British and Irish mushrooms can be on the retailer’s shelves within 12 hours of being picked and at the most only travel around 400 miles. In contrast mushrooms coming from the continent can take up to 36 hrs to reach the shelves and travel 1000s of miles. Making the local mushroom much fresher and giving them a longer shelf life according to Padraic O'Leary, MD of Walsh Mushrooms.
“In the last three months demand for mushrooms has been very strong, we have seen 1.2 million new shoppers and £113m in sales in the first three months of the year. If this continues, we will be looking at sales of £450m by the end of the year which is phenomenal.”

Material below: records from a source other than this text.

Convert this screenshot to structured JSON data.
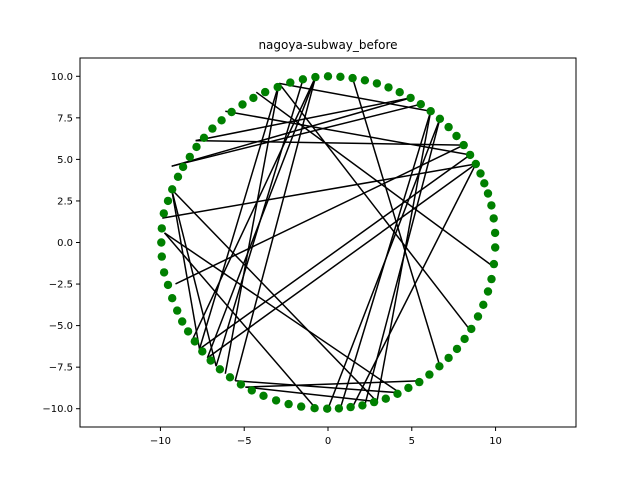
{
  "chart_data": {
    "type": "scatter",
    "title": "nagoya-subway_before",
    "xlabel": "",
    "ylabel": "",
    "xlim": [
      -14.8,
      14.8
    ],
    "ylim": [
      -11.1,
      11.1
    ],
    "x_ticks": [
      -10,
      -5,
      0,
      5,
      10
    ],
    "x_tick_labels": [
      "−10",
      "−5",
      "0",
      "5",
      "10"
    ],
    "y_ticks": [
      10.0,
      7.5,
      5.0,
      2.5,
      0.0,
      -2.5,
      -5.0,
      -7.5,
      -10.0
    ],
    "y_tick_labels": [
      "10.0",
      "7.5",
      "5.0",
      "2.5",
      "0.0",
      "−2.5",
      "−5.0",
      "−7.5",
      "−10.0"
    ],
    "grid": false,
    "node_color": "#008000",
    "edge_color": "#000000",
    "nodes": [
      [
        0.0,
        10.0
      ],
      [
        0.74,
        9.97
      ],
      [
        1.47,
        9.89
      ],
      [
        2.2,
        9.76
      ],
      [
        2.92,
        9.57
      ],
      [
        3.61,
        9.33
      ],
      [
        4.28,
        9.04
      ],
      [
        4.93,
        8.7
      ],
      [
        5.54,
        8.32
      ],
      [
        6.13,
        7.9
      ],
      [
        6.68,
        7.44
      ],
      [
        7.2,
        6.94
      ],
      [
        7.67,
        6.41
      ],
      [
        8.1,
        5.86
      ],
      [
        8.48,
        5.27
      ],
      [
        8.82,
        4.72
      ],
      [
        9.1,
        4.15
      ],
      [
        9.33,
        3.56
      ],
      [
        9.55,
        2.95
      ],
      [
        9.75,
        2.23
      ],
      [
        9.89,
        1.45
      ],
      [
        9.97,
        0.58
      ],
      [
        9.98,
        -0.3
      ],
      [
        9.9,
        -1.3
      ],
      [
        9.76,
        -2.2
      ],
      [
        9.55,
        -2.95
      ],
      [
        9.27,
        -3.75
      ],
      [
        8.95,
        -4.45
      ],
      [
        8.55,
        -5.2
      ],
      [
        8.15,
        -5.8
      ],
      [
        7.7,
        -6.4
      ],
      [
        7.2,
        -6.94
      ],
      [
        6.65,
        -7.45
      ],
      [
        6.05,
        -7.95
      ],
      [
        5.45,
        -8.4
      ],
      [
        4.8,
        -8.75
      ],
      [
        4.15,
        -9.1
      ],
      [
        3.45,
        -9.4
      ],
      [
        2.75,
        -9.6
      ],
      [
        2.05,
        -9.8
      ],
      [
        1.35,
        -9.9
      ],
      [
        0.65,
        -9.98
      ],
      [
        -0.05,
        -10.0
      ],
      [
        -0.8,
        -9.97
      ],
      [
        -1.6,
        -9.87
      ],
      [
        -2.35,
        -9.72
      ],
      [
        -3.1,
        -9.5
      ],
      [
        -3.85,
        -9.22
      ],
      [
        -4.55,
        -8.9
      ],
      [
        -5.2,
        -8.54
      ],
      [
        -5.85,
        -8.11
      ],
      [
        -6.45,
        -7.63
      ],
      [
        -7.0,
        -7.1
      ],
      [
        -7.5,
        -6.55
      ],
      [
        -7.95,
        -5.95
      ],
      [
        -8.35,
        -5.35
      ],
      [
        -8.7,
        -4.75
      ],
      [
        -9.0,
        -4.1
      ],
      [
        -9.3,
        -3.35
      ],
      [
        -9.55,
        -2.55
      ],
      [
        -9.78,
        -1.8
      ],
      [
        -9.92,
        -0.85
      ],
      [
        -9.95,
        0.0
      ],
      [
        -9.92,
        0.85
      ],
      [
        -9.8,
        1.75
      ],
      [
        -9.55,
        2.5
      ],
      [
        -9.3,
        3.2
      ],
      [
        -8.95,
        3.95
      ],
      [
        -8.65,
        4.55
      ],
      [
        -8.25,
        5.15
      ],
      [
        -7.85,
        5.75
      ],
      [
        -7.4,
        6.3
      ],
      [
        -6.9,
        6.85
      ],
      [
        -6.35,
        7.35
      ],
      [
        -5.75,
        7.85
      ],
      [
        -5.1,
        8.3
      ],
      [
        -4.45,
        8.7
      ],
      [
        -3.75,
        9.05
      ],
      [
        -3.0,
        9.35
      ],
      [
        -2.25,
        9.62
      ],
      [
        -1.5,
        9.82
      ],
      [
        -0.75,
        9.95
      ]
    ],
    "edges": [
      [
        [
          -2.92,
          9.57
        ],
        [
          -7.67,
          -6.41
        ]
      ],
      [
        [
          -2.92,
          9.57
        ],
        [
          -6.13,
          -7.9
        ]
      ],
      [
        [
          -2.92,
          9.57
        ],
        [
          6.13,
          7.9
        ]
      ],
      [
        [
          -2.92,
          9.57
        ],
        [
          8.48,
          -5.27
        ]
      ],
      [
        [
          -0.74,
          9.97
        ],
        [
          -7.2,
          -6.94
        ]
      ],
      [
        [
          -0.74,
          9.97
        ],
        [
          -8.1,
          -5.86
        ]
      ],
      [
        [
          -0.74,
          9.97
        ],
        [
          -5.54,
          -8.32
        ]
      ],
      [
        [
          -1.47,
          9.89
        ],
        [
          -6.68,
          -7.44
        ]
      ],
      [
        [
          1.47,
          9.89
        ],
        [
          6.68,
          -7.44
        ]
      ],
      [
        [
          -7.9,
          6.13
        ],
        [
          8.1,
          5.86
        ]
      ],
      [
        [
          -7.9,
          6.13
        ],
        [
          4.93,
          8.7
        ]
      ],
      [
        [
          -9.33,
          4.59
        ],
        [
          4.93,
          8.7
        ]
      ],
      [
        [
          -9.33,
          4.59
        ],
        [
          5.54,
          8.32
        ]
      ],
      [
        [
          -4.28,
          9.04
        ],
        [
          9.89,
          -1.47
        ]
      ],
      [
        [
          -9.89,
          1.47
        ],
        [
          8.82,
          4.72
        ]
      ],
      [
        [
          -9.1,
          -2.49
        ],
        [
          8.1,
          5.86
        ]
      ],
      [
        [
          -9.76,
          0.58
        ],
        [
          -0.74,
          -9.97
        ]
      ],
      [
        [
          -9.76,
          0.58
        ],
        [
          4.28,
          -9.04
        ]
      ],
      [
        [
          -9.33,
          3.19
        ],
        [
          -6.68,
          -7.44
        ]
      ],
      [
        [
          -9.33,
          3.19
        ],
        [
          -7.67,
          -6.41
        ]
      ],
      [
        [
          -9.33,
          3.19
        ],
        [
          2.92,
          -9.57
        ]
      ],
      [
        [
          -7.2,
          -6.94
        ],
        [
          8.82,
          4.72
        ]
      ],
      [
        [
          -7.67,
          -6.41
        ],
        [
          8.48,
          5.27
        ]
      ],
      [
        [
          -5.54,
          -8.32
        ],
        [
          4.28,
          -9.04
        ]
      ],
      [
        [
          -4.93,
          -8.7
        ],
        [
          2.92,
          -9.57
        ]
      ],
      [
        [
          -4.93,
          -8.7
        ],
        [
          5.54,
          -8.32
        ]
      ],
      [
        [
          0.0,
          -10.0
        ],
        [
          6.68,
          7.44
        ]
      ],
      [
        [
          0.74,
          -9.97
        ],
        [
          6.13,
          7.9
        ]
      ],
      [
        [
          2.2,
          -9.76
        ],
        [
          6.68,
          7.44
        ]
      ],
      [
        [
          2.92,
          -9.57
        ],
        [
          6.13,
          7.9
        ]
      ],
      [
        [
          1.47,
          -9.89
        ],
        [
          8.82,
          4.72
        ]
      ],
      [
        [
          -6.13,
          7.9
        ],
        [
          8.48,
          5.27
        ]
      ]
    ]
  }
}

Much of the extra sales can be put down to people cooking at home, so although there has been a decline in food service demand there has been a surge in demand from retailers. Sales of Vitamin D enriched mushrooms have also seen a good increase.
“We have the vitamin D mushrooms on the shelves with flash labels highlighting the fact that they are vitamin D enhanced. Only domestic mushrooms have the enhanced vitamin D.”

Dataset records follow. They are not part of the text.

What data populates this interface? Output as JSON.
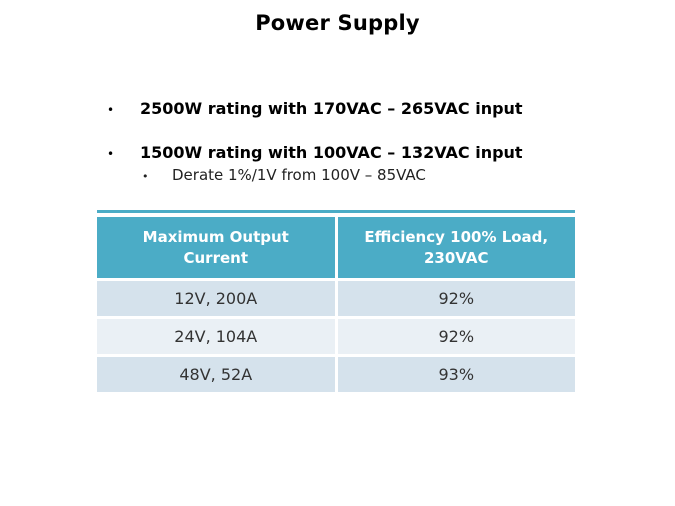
{
  "title": "Power Supply",
  "bullets": {
    "marker": "•",
    "item1": "2500W rating with 170VAC – 265VAC input",
    "item2": "1500W rating with 100VAC – 132VAC input",
    "item2_sub": "Derate 1%/1V from 100V – 85VAC"
  },
  "table": {
    "headers": [
      "Maximum Output Current",
      "Efficiency 100% Load, 230VAC"
    ],
    "rows": [
      [
        "12V, 200A",
        "92%"
      ],
      [
        "24V, 104A",
        "92%"
      ],
      [
        "48V, 52A",
        "93%"
      ]
    ]
  },
  "colors": {
    "header_fill": "#4BACC6",
    "header_text": "#FFFFFF",
    "band_a": "#D5E2EC",
    "band_b": "#EAF0F5",
    "body_text": "#333333"
  }
}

There are promotions such as mushroom week and veggie weeks to promote awareness about going meat free, but Padraic said they don’t really see a big spike in sales during these promotions. “I think the British public are still a bit away from swapping out their burger on the BBQ for a mushroom, but campaigns to encourage people to reduce meat by 25% and introduce mushrooms do have an effect. It’s a big trend in countries like the US and Australia for people to get their protein from mushrooms and I think we will see more of it here in the future.”

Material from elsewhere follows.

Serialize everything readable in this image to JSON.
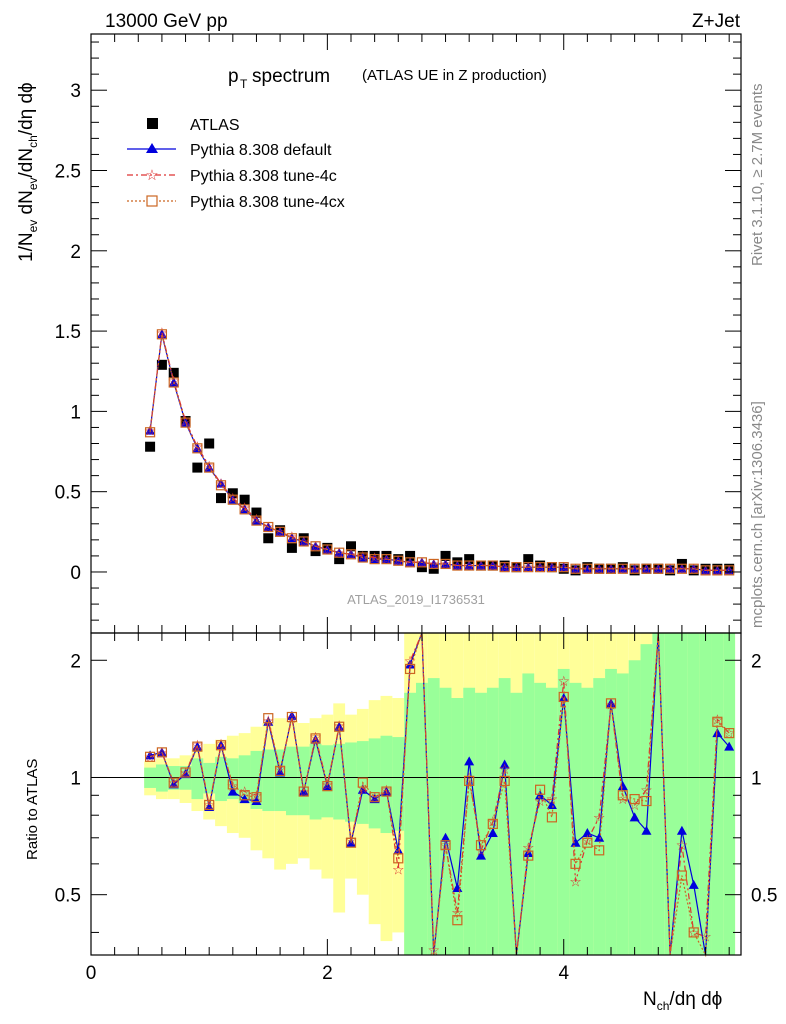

As with many agricultural sectors labour is a challenge, it is mostly Eastern European on the staff at Walsh Mushrooms. “Although we have fared well during the last few months when travel restrictions have meant that people stayed with us instead of maybe going to pick fruit for the summer months, in the long term labour will remain a challenge. Brexit will of course make the situation worse, even in recent years the UK has become a less attractive place to work as the value of the pound has fallen and other European countries offer more certainty.
“Brexit will also affect production, we can be self sufficient in the UK, but we need more workers before we expand. We also have production in Ireland but at the moment we don’t know if there will be tariffs post Brexit.”
“But whatever Brexit brings there will always be less miles in British and Irish mushrooms. British and Irish mushrooms do it best.”